Wolfgang Amadeus Mozart’s massively popular and rightfully legendary opera – featuring some of the finest music composed by the man, which is saying something – sort of receives an adaptation with The Magic Flute. But screenwriters Andrew Lowery and Jason Young have something far more metatextual in mind with this version of the story, following a young, destiny-driven prince, the princess who is his damsel in distress and the mission that radicalizes both of them.
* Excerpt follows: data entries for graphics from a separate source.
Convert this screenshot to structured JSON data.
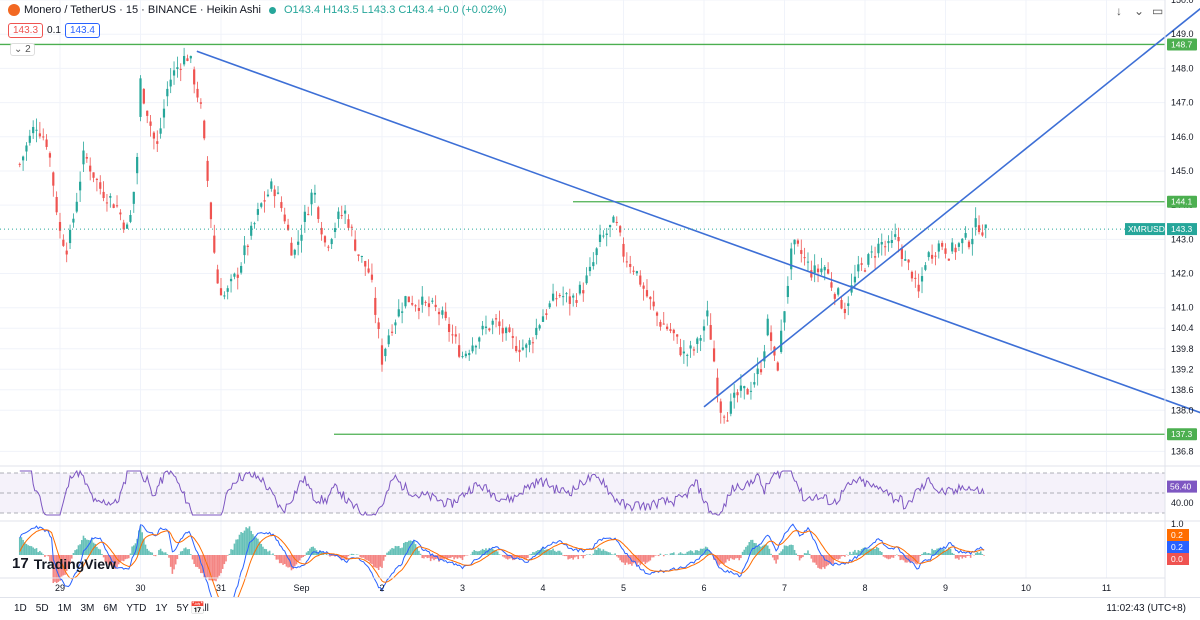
{
  "legend": {
    "symbol": "Monero / TetherUS · 15 · BINANCE · Heikin Ashi",
    "ohlc": "O143.4 H143.5 L143.3 C143.4 +0.0 (+0.02%)",
    "bid": "143.3",
    "spread": "0.1",
    "ask": "143.4",
    "indicators_collapsed": "2"
  },
  "bottom_bar": {
    "ranges": [
      "1D",
      "5D",
      "1M",
      "3M",
      "6M",
      "YTD",
      "1Y",
      "5Y",
      "All"
    ],
    "clock": "11:02:43 (UTC+8)"
  },
  "branding": "TradingView",
  "colors": {
    "up": "#26a69a",
    "down": "#ef5350",
    "trendline": "#3d6fd6",
    "level": "#4caf50",
    "rsi": "#7e57c2",
    "macd": "#2962ff",
    "signal": "#ff6d00"
  },
  "chart_data": [
    {
      "type": "candlestick",
      "style": "Heikin Ashi",
      "symbol": "XMRUSDT",
      "interval": "15",
      "x_ticks": [
        "29",
        "30",
        "31",
        "Sep",
        "2",
        "3",
        "4",
        "5",
        "6",
        "7",
        "8",
        "9",
        "10",
        "11"
      ],
      "y_ticks": [
        136.8,
        137.3,
        138.0,
        138.6,
        139.2,
        139.8,
        140.4,
        141.0,
        142.0,
        143.0,
        144.0,
        145.0,
        146.0,
        147.0,
        148.0,
        148.7,
        149.0,
        150.0
      ],
      "ylim": [
        136.4,
        150.0
      ],
      "price_path": [
        [
          28.5,
          145.2
        ],
        [
          28.7,
          146.4
        ],
        [
          28.85,
          145.8
        ],
        [
          29.0,
          143.2
        ],
        [
          29.1,
          142.7
        ],
        [
          29.3,
          145.5
        ],
        [
          29.5,
          144.5
        ],
        [
          29.7,
          144.0
        ],
        [
          29.85,
          143.2
        ],
        [
          29.95,
          145.0
        ],
        [
          30.0,
          147.6
        ],
        [
          30.2,
          145.6
        ],
        [
          30.35,
          147.6
        ],
        [
          30.5,
          148.2
        ],
        [
          30.6,
          148.4
        ],
        [
          30.75,
          146.8
        ],
        [
          30.85,
          144.3
        ],
        [
          30.95,
          141.8
        ],
        [
          31.05,
          141.3
        ],
        [
          31.2,
          142.0
        ],
        [
          31.35,
          143.0
        ],
        [
          31.5,
          144.0
        ],
        [
          31.65,
          144.6
        ],
        [
          31.8,
          143.6
        ],
        [
          31.9,
          142.5
        ],
        [
          32.0,
          143.3
        ],
        [
          32.15,
          144.5
        ],
        [
          32.3,
          142.8
        ],
        [
          32.45,
          143.6
        ],
        [
          32.55,
          143.8
        ],
        [
          32.7,
          142.6
        ],
        [
          32.85,
          142.0
        ],
        [
          33.0,
          139.5
        ],
        [
          33.1,
          140.4
        ],
        [
          33.3,
          141.3
        ],
        [
          33.5,
          141.1
        ],
        [
          33.7,
          140.9
        ],
        [
          33.85,
          140.3
        ],
        [
          34.0,
          139.6
        ],
        [
          34.2,
          140.2
        ],
        [
          34.4,
          140.6
        ],
        [
          34.6,
          140.0
        ],
        [
          34.8,
          139.8
        ],
        [
          35.0,
          140.8
        ],
        [
          35.2,
          141.4
        ],
        [
          35.35,
          141.2
        ],
        [
          35.5,
          141.6
        ],
        [
          35.6,
          142.1
        ],
        [
          35.7,
          142.9
        ],
        [
          35.8,
          143.2
        ],
        [
          35.9,
          143.5
        ],
        [
          36.0,
          142.6
        ],
        [
          36.15,
          142.1
        ],
        [
          36.3,
          141.3
        ],
        [
          36.45,
          140.6
        ],
        [
          36.6,
          140.3
        ],
        [
          36.75,
          139.6
        ],
        [
          36.9,
          139.8
        ],
        [
          37.05,
          140.8
        ],
        [
          37.2,
          138.1
        ],
        [
          37.3,
          137.9
        ],
        [
          37.4,
          138.4
        ],
        [
          37.55,
          138.6
        ],
        [
          37.7,
          139.2
        ],
        [
          37.8,
          140.6
        ],
        [
          37.9,
          139.0
        ],
        [
          38.0,
          141.0
        ],
        [
          38.1,
          142.8
        ],
        [
          38.2,
          142.6
        ],
        [
          38.35,
          142.0
        ],
        [
          38.5,
          142.2
        ],
        [
          38.6,
          141.6
        ],
        [
          38.75,
          141.0
        ],
        [
          38.9,
          142.0
        ],
        [
          39.05,
          142.4
        ],
        [
          39.2,
          142.9
        ],
        [
          39.3,
          142.7
        ],
        [
          39.4,
          143.1
        ],
        [
          39.5,
          142.3
        ],
        [
          39.6,
          142.0
        ],
        [
          39.65,
          141.2
        ],
        [
          39.75,
          142.4
        ],
        [
          39.85,
          142.7
        ],
        [
          39.95,
          142.9
        ],
        [
          40.05,
          142.6
        ],
        [
          40.2,
          142.9
        ],
        [
          40.3,
          143.0
        ],
        [
          40.4,
          143.5
        ],
        [
          40.5,
          143.2
        ]
      ],
      "horizontal_levels": [
        148.7,
        144.1,
        137.3
      ],
      "last_price_label": "XMRUSDT",
      "last_price": 143.3,
      "trendlines": [
        {
          "from": [
            30.7,
            148.5
          ],
          "to": [
            44.5,
            136.8
          ]
        },
        {
          "from": [
            37.0,
            138.1
          ],
          "to": [
            43.3,
            150.0
          ]
        }
      ]
    },
    {
      "type": "line",
      "indicator": "RSI",
      "levels": [
        70,
        50,
        30
      ],
      "y_ticks": [
        40.0
      ],
      "last_value": 56.4,
      "ylim": [
        25,
        75
      ]
    },
    {
      "type": "bar+line",
      "indicator": "MACD",
      "y_ticks": [
        1.0,
        0.0
      ],
      "last_values": [
        0.2,
        0.2,
        -0.0
      ]
    }
  ]
}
Instead of merely performing an act of adaptation, however, Lowery, Young and director Florian Sigl have afforded the events of the opera a framing device of staggering and overbearing weight – a young, grieving boy arrives at a school of music and is assigned to play the prince in a production of the opera, only to be sucked into the events of the opera himself.
It’s an ungainly decision for Sigl, who is credited for creating this vision with Christopher Zwickler and places upon his own shoulders the task of juggling a blandly formulaic coming-of-age story and the utterly fantastical fiction-within-fiction storyline. It all winds up being only halfway convincing as a form of commentary upon the act of storytelling. Our protagonist, Tim (Jack Wolfe), is as dull as they come, grieving his father’s death but otherwise with little-enough personality that one can transpose their own personality onto him. He has arrived at a prestigious school under the heat of his late dad’s notoriety within its hallowed halls. The school’s headmaster, Dr. Longbow (F. Murray Abraham, whose casting is a fun in-joke on the filmmakers’ part, for sure), has high expectations for Tim in the wake of his father’s excellence in the field of music and performance and is searching for someone to fill the role of Prince Tamino in a production of The Magic Flute.
The domestic aspects of the screenplay are almost entirely unconvincing and overly melodramatic – from the way Tim becomes a lifeline for his cagey roommate (Elliot Courtiour) to the dead-on-arrival, will-they-won’t-they romance with the mercurial Sophiie (Niamh McCormack), whose ties to the history of the school are an anticlimactic surprise left for the third act. Unfortunately, this framing device also takes up nearly half of the film’s screen time and solely exists to bridge the gap between scenes of damsel-saving derring-do and fights with gargantuan reptiles within the fantasy world occupied by Mozart and librettist Emanuel Schikaneder’s characters.
As far as all that goes, the film is at its best when focused upon the music written by Mozart, even as the lyrics of the original Singspiel have been adapted into English by the film’s own librettist. This gives Sigl a chance to cast acclaimed soprano Sabine Devieilhe (whose career has reached its critical highs, thanks in large part to the works of Mozart) in the role of the Queen of the Night, whose daughter Princess Pamina (Asha Banks) is the one in need of rescuing – or so it would seem. The plot obviously folds back in on itself to reveal the true “villain” of the story, as anyone familiar with the opera will know.
Unfortunately, all the significance and meaning of the opera dissipates any time The Magic Flute returns to the real world. A more straightforward adaptation of the play might have been more beneficial and entertaining than whatever muddled aspirations of the filmmakers had in this case.